There is the distinct possibility that we would have much to learn from extraterrestrial beings, and much to learn from the species that share this planet with us, if we only knew how to communicate with them.
In a remarkable series of studies that spanned a decade, John Lilly, MD, set out to do just that with dolphins. He chose dolphins primarily because the dolphin brain is similar to the human brain in both size and complexity and he felt they would be the logical first choice for trying to establish interspecies communication.
Dolphins communicate almost solely by sonic transmissions. They use sonic and ultrasonic waves to scan their surroundings and to identify objects by shape and distance, and they seem to be able to transmit information to each other. Lilly attempted to analyze and codify their underwater sounds in search of patterns that might indicate language. In another series of experiments, he studied the ability of dolphins to mimic human sounds (dolphins are able to vocalize out of the water). He thought that if dolphins could learn to communicate in the human mode as we were learning to understand their language, there would be a greater possibility for finding common ground.
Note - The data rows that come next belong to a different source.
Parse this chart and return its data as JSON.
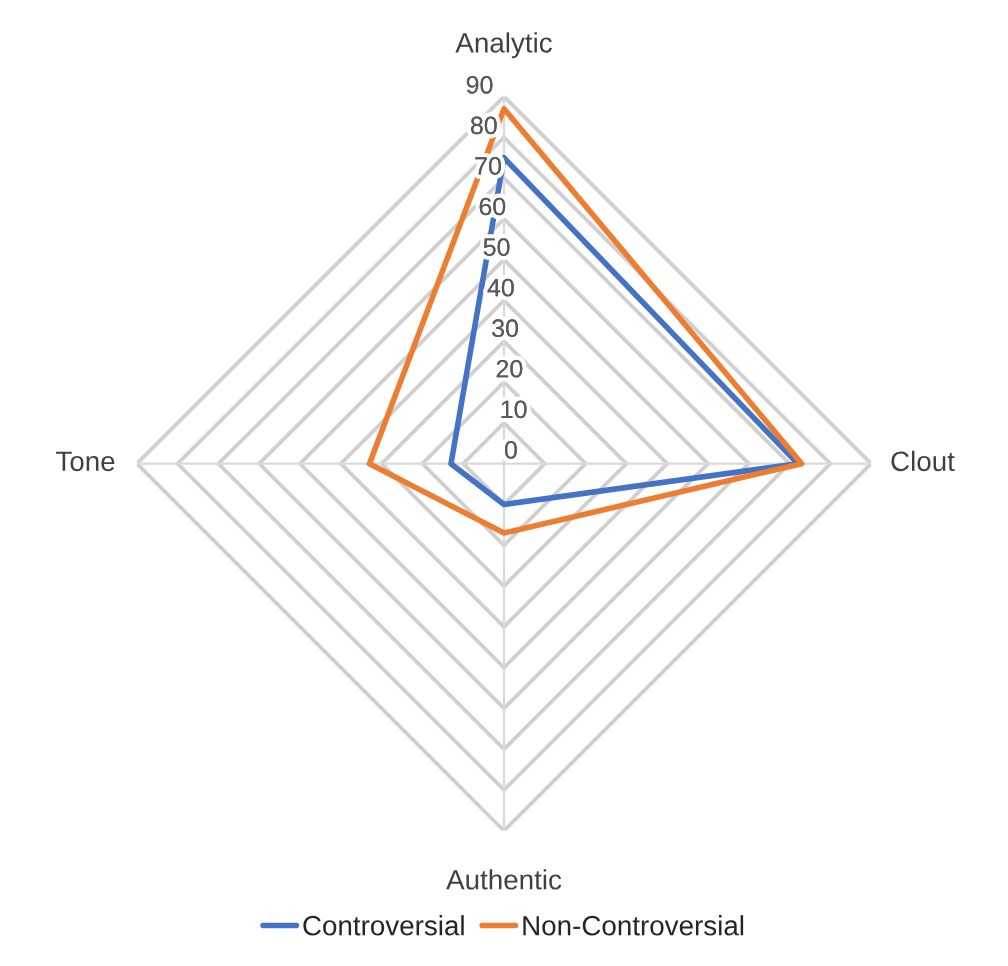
{
  "chart_data": {
    "type": "radar",
    "categories": [
      "Analytic",
      "Clout",
      "Authentic",
      "Tone"
    ],
    "series": [
      {
        "name": "Controversial",
        "color": "#4472c4",
        "values": [
          75,
          72,
          10,
          13
        ]
      },
      {
        "name": "Non-Controversial",
        "color": "#ed7d31",
        "values": [
          87,
          73,
          17,
          33
        ]
      }
    ],
    "ylim": [
      0,
      90
    ],
    "yticks": [
      0,
      10,
      20,
      30,
      40,
      50,
      60,
      70,
      80,
      90
    ],
    "grid": true,
    "legend": "bottom",
    "marker": "none",
    "line_style": "solid"
  }
}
I once asked Dr. John Lilly what he thought dolphins did with their large forebrains. Something else," he replied. I asked if there was any way I could get an inkling of what that "something else" was. He said, "Yes: swim with them." I did. It was "something else."—Roedy Green
After a lapse of several years, Lilly returned to his research, this time using a computer as a language interface. While he was not successful in establishing true interspecies communication, he worked in the full expectation of eventually doing so, to the mutual benefit of humans and dolphins. Lilly's work invites us to speculate on our own modes of communication. We humans receive at least 80 percent of our input visually; then, in order to communicate, we must translate our experience into words, which we then generally convey orally. For dolphins, the major input is aural, so they need not translate their experiences from one medium to another in order to communicate. Their communication is more efficient and accurate than ours, and less information is lost in the process. If we could communicate as directly as dolphins do, there would be much less misunderstanding and a greater degree of intimacy than we usually experience in our exchanges with each other. Communications would probably resemble those rare moments of contact we share with someone when minds seem to be joined and words are unnecessary.